Contexte

Des manifestants tunisiens accusent le parti islamiste Ennahda d'être à l'origine du meutre de Chokri Belaïd

Deux ans après la «révolution du jasmin», l'assassinat de l'opposant Chokri Belaïd ramène les Tunisiens dans la rue. Face aux nombreuses manifestations populaires, le Premier ministre Hamadi Jebali propose la dissolution du gouvernement dominé par le parti islamiste Ennahda. Mais la première force politique du pays rejette la proposition du Premier ministre.

Lors du printemps arabe, durant les manifestations à Tunis et au Caire qui ont abouti à la chute de deux régimes dictatoriaux, les islamistes se sont fait discrets. Ils n'ont ni initié la révolte, ni cherché à en revendiquer la paternité a posteriori. Les mouvements réclamaient la liberté avant tout. 

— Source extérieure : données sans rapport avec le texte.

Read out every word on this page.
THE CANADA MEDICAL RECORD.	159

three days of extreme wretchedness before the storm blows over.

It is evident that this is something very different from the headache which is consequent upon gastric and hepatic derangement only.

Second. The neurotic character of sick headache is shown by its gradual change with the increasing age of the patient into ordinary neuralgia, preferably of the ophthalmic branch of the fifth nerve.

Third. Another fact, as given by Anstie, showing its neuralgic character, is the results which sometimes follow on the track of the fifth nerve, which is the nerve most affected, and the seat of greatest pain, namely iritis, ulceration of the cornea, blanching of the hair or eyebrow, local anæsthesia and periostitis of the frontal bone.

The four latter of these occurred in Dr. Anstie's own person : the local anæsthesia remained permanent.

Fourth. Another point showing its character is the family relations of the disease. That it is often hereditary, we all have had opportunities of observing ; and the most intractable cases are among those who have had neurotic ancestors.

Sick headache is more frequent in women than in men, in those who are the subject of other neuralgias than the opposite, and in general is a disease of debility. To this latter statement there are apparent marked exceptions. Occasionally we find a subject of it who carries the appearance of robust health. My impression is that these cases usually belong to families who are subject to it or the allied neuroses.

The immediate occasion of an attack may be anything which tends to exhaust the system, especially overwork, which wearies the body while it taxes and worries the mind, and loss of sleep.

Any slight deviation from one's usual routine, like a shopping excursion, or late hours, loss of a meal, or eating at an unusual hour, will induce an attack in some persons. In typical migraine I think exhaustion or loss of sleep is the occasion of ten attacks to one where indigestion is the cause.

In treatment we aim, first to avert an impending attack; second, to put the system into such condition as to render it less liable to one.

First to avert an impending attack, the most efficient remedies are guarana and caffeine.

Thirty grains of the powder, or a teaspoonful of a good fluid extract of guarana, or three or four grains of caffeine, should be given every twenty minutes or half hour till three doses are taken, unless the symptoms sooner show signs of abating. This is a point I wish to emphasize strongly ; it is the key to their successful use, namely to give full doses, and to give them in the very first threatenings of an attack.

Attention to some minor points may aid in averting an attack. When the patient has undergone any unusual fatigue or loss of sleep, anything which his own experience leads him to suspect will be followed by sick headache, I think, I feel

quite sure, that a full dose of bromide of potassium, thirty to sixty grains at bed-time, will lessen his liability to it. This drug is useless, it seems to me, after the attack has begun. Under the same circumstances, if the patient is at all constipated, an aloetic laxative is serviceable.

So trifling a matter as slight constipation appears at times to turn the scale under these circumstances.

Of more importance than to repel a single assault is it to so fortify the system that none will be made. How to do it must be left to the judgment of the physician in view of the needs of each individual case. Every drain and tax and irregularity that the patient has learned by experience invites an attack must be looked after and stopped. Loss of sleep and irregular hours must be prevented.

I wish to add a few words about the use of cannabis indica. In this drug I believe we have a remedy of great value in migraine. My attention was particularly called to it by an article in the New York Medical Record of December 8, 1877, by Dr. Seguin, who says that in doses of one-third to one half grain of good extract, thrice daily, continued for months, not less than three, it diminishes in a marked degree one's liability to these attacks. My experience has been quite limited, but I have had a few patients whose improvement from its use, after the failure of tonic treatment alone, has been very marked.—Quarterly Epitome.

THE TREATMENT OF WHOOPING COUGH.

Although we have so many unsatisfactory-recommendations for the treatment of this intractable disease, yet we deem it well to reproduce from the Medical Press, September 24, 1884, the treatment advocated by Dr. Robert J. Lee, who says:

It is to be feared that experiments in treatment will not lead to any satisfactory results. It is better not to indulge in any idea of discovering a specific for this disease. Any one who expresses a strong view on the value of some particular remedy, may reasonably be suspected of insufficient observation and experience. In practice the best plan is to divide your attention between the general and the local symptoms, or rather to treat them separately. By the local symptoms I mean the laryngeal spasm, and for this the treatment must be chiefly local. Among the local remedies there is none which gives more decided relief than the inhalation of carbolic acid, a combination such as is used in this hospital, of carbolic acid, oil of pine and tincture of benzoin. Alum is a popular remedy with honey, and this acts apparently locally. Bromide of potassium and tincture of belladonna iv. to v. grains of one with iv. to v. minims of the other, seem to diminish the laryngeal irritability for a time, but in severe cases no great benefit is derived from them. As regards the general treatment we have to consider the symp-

Néanmoins, en Tunisie, en Egypte et même en Libye, les islamistes se sont imposés comme les grands bénéficiaires politiques des soulèvements populaires.. En Tunisie, le parti islamiste Ennahda est arrivé en tête dans chacune des 33 circonscriptions du pays, obtenant 90 des 217 sièges de l’Assemblée constituante. En Égypte, les Frères musulmans, les salafistes d’Al-Nour et les modérés du Wassat remporteraient plus de 65 % des voix aux élections législatives.

Un an et demi plus tard, confrontées à l'exercice du pouvoir, les majorités islamistes égyptienne et tunisienne font preuve d'une certaine fragilité face à une opposition de plus en plus mobilisée. 

En Egypte, l'opposition accuse Mohamed Morsi de s'être engagé sur la voie d'un régime dictatorial après un décret pris le 22 novembre, par lequel il s'est arrogé des pouvoirs exceptionnels. Elle proteste aussi contre le projet de loi fondamentale devant être soumis à référendum le 15 décembre, adopté par cette commission dominée par les islamistes et qui sape selon elle des libertés fondamentales tout en ouvrant la voie à une application plus dure de la loi islamique.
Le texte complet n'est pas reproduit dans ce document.